My two friends/workmates and I used to drive down to Blagdon, on the north side of the Mendip Hills, and the site of one of Bristol’s major water supply reservoirs, where we’d leave the car and start climbing the steep northern slope of the hills. After a kilometre or two the slope would level off somewhat and once we had regained our breath we could enjoy magnificent views, north to Bristol, some 20kms away and westwards to the Bristol Channel, about the same distance as Bristol.

Then the hike proper commenced, over typical undulating countryside, sometimes farmland, with wire or hedgerow fences, sometimes open moorland, a lot of it bare limestone, most topsoil having been swept away by prevailing winds over many centuries.

There is very little in the way of civilisation up there, apart from a few stone walls, a scattering of cattle and sheep, and the occasional farm house, but right in the centre of this unforgiving landscape, there is a surprise!
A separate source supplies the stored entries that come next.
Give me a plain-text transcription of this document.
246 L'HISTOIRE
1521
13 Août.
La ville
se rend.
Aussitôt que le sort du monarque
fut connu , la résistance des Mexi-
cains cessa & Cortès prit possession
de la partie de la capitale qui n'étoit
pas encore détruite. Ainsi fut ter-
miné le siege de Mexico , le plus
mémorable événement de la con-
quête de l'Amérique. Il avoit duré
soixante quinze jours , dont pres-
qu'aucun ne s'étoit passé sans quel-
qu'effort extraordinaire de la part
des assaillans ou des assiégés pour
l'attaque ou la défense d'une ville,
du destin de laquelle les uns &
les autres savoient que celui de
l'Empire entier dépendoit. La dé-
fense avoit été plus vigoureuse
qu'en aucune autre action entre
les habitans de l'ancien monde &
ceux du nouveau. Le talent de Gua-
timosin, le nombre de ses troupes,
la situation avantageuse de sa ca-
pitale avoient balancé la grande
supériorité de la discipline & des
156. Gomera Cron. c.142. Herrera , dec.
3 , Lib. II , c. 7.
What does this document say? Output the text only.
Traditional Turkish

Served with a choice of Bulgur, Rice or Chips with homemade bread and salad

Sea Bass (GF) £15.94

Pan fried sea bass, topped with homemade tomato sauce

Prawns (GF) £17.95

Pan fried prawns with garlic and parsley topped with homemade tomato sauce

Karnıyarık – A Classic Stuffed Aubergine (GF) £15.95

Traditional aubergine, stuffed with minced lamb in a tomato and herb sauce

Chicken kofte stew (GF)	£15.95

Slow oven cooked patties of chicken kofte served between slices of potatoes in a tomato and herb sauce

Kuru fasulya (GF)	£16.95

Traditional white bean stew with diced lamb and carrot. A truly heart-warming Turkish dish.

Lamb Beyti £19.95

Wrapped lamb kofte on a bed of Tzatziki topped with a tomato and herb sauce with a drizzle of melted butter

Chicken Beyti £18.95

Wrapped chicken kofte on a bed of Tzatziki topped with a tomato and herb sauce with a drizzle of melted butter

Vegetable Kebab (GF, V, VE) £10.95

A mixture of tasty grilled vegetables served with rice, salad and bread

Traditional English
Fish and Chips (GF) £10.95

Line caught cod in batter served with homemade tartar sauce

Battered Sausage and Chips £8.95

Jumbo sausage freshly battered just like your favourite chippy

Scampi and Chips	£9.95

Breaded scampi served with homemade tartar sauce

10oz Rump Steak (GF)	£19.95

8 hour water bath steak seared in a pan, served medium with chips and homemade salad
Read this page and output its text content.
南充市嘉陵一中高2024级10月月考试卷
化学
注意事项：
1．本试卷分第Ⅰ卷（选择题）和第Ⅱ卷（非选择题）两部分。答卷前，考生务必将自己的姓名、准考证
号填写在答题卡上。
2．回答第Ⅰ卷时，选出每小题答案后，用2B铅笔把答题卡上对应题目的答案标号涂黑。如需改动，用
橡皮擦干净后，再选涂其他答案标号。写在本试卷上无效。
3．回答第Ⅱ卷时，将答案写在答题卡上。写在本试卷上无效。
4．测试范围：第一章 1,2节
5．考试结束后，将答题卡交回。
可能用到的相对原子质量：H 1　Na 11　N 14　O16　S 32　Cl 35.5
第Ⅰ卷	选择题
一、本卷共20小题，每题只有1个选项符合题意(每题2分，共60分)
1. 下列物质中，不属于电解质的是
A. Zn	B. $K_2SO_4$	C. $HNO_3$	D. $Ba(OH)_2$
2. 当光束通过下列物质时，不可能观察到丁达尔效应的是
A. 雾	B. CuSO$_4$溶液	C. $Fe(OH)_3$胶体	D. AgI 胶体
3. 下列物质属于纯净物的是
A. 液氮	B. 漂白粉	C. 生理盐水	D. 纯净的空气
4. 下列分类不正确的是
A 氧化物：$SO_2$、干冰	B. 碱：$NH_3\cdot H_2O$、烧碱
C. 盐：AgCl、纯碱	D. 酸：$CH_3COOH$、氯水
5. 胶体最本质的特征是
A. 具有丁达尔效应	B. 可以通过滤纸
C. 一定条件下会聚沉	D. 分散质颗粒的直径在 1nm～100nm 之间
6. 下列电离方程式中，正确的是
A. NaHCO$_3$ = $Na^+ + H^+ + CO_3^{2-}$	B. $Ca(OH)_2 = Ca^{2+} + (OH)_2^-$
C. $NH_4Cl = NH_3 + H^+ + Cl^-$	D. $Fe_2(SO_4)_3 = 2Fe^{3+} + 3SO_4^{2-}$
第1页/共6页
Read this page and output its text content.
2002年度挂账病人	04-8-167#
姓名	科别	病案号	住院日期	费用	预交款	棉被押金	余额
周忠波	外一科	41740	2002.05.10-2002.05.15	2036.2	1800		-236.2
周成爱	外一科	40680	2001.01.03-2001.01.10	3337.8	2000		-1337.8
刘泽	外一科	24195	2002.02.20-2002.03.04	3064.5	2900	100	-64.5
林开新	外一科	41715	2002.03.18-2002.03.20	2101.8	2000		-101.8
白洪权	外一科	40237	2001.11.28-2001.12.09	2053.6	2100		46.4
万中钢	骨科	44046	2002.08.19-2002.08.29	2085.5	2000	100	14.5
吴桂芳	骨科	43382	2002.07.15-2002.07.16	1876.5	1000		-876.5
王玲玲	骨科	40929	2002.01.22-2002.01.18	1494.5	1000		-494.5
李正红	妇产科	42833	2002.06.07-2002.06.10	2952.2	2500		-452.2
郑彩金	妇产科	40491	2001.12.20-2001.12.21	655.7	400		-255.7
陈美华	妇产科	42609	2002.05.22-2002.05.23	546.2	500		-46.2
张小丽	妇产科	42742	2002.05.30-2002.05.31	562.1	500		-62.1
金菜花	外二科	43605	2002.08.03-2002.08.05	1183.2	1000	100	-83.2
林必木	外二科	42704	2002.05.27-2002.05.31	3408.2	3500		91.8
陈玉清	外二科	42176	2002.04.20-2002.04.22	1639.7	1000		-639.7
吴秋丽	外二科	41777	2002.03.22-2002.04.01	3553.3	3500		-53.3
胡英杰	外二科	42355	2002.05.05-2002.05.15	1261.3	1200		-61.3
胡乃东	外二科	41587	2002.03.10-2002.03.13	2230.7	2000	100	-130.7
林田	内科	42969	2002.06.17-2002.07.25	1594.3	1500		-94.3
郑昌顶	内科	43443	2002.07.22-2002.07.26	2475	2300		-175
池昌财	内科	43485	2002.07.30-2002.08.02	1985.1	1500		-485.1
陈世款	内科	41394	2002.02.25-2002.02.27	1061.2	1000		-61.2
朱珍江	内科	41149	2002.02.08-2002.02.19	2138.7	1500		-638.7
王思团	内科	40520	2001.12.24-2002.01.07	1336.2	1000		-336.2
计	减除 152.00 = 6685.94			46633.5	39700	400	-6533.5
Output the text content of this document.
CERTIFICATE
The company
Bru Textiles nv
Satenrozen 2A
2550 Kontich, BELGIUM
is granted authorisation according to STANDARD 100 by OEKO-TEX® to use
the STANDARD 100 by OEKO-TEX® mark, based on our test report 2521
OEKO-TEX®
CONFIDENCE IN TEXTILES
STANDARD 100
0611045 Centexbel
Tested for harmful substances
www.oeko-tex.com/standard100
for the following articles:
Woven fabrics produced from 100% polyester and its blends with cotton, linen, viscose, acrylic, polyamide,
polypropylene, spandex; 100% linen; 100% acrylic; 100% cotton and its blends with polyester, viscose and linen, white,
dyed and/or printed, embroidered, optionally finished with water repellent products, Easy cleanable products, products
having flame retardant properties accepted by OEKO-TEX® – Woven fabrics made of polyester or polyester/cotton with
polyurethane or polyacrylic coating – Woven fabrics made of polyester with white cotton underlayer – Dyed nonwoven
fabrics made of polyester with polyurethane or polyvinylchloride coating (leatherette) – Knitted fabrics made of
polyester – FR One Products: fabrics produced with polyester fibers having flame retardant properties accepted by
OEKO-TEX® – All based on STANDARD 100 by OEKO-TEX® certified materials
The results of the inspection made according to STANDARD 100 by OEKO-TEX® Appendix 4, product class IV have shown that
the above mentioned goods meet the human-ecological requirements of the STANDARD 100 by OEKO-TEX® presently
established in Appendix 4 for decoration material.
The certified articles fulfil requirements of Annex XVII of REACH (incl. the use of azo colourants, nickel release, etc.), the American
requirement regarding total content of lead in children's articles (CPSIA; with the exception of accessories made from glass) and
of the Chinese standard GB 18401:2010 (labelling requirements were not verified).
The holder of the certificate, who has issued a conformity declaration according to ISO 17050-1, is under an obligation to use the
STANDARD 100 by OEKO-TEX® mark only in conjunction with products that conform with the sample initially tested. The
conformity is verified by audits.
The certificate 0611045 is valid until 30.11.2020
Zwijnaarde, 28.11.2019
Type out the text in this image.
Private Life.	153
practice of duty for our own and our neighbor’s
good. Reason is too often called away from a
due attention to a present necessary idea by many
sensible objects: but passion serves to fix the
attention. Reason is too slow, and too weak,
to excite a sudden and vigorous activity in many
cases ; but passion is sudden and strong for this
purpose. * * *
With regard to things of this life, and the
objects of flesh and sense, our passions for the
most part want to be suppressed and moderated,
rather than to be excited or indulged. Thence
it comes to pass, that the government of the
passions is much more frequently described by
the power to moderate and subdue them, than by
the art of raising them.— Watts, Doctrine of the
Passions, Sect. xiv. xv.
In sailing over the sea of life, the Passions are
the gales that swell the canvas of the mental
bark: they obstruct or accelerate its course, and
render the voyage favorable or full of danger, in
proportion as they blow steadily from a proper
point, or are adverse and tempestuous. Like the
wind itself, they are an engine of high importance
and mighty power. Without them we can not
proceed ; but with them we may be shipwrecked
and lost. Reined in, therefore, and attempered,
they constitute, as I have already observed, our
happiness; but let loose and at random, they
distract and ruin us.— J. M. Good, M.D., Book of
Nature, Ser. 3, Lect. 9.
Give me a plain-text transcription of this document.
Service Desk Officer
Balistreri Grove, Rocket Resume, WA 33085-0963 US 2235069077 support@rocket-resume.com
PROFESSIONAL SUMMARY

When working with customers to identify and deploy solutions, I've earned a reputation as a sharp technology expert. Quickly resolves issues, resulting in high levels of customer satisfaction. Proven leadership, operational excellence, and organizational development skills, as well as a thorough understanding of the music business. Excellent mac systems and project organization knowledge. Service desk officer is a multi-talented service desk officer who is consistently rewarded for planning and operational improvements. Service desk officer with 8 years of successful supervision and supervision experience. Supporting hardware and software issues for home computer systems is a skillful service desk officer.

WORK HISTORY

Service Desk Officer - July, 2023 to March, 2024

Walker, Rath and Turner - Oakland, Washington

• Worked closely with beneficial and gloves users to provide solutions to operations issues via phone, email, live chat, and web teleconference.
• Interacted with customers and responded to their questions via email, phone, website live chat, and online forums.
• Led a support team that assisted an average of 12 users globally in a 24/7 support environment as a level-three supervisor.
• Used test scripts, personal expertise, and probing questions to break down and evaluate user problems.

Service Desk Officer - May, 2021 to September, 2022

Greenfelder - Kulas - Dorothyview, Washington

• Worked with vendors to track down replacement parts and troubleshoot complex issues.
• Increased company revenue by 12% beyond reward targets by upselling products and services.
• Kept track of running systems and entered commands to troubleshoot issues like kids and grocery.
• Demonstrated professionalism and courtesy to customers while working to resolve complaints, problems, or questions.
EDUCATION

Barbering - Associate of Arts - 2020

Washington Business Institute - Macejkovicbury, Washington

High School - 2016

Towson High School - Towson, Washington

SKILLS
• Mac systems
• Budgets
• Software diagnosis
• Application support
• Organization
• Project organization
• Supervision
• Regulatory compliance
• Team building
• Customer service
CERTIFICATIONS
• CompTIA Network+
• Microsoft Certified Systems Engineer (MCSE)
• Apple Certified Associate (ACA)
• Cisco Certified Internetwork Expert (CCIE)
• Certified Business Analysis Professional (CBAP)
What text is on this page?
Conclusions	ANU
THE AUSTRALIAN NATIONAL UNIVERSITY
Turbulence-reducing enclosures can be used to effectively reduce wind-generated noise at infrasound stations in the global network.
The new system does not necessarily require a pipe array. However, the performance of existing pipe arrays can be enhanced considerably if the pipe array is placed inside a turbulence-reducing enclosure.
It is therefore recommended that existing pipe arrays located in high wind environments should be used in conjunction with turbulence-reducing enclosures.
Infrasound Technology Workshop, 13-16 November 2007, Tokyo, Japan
It is a motor racing track and it draws large crowds to the area several times a year, not the sort of clientele you might see at the Formula One extravaganza’s, but more of a fun afternoon out with the family really. The track for most of the day is oval, and all sorts of people bring their ‘bangers’ up there to get one last thrill out of the vehicle before it goes to the wrecker’s yard; but the last race of the afternoon is what everyone really comes for. The track is then changed from an oval to a large figure eight!

The race lasts as long as there is one car running, which can take up to an hour (but not usually!) because each circuit includes crossing twice over the X formed by the centre of the eight. All is well at first, but gradually, one car after another gets T-boned, and by the end the whole circuit is littered with the total wrecks of about twenty or thirty old cars. It’s a lot of fun for both the drivers and the spectators. I hasten to say, the track wasn’t open on the days we did our hiking!

Anyway, a few hours after we started, we would walk down the whole length of Cheddar Gorge and go into one of the several pubs the village possesses and satisfy the big appetites the walk had given us, washed down with a lovely, cooling ale.

Then it was back to the hiking again, with the Gorge seeming much steeper than it had on the way down and, on the last occasion we did it we were severely hampered by a very heavy rain storm, luckily not with thunder because I don’t much like the idea of being out in one, on top of a hill! Luckily the storm didn’t last too long and we were able to shelter in a barn through the worst of it, so we didn’t soak the upholstery in the car during the ride back to Bristol.

The Mendip Hills – a great place for a hike, if you’re ever on holiday in England, (but take a raincoat)!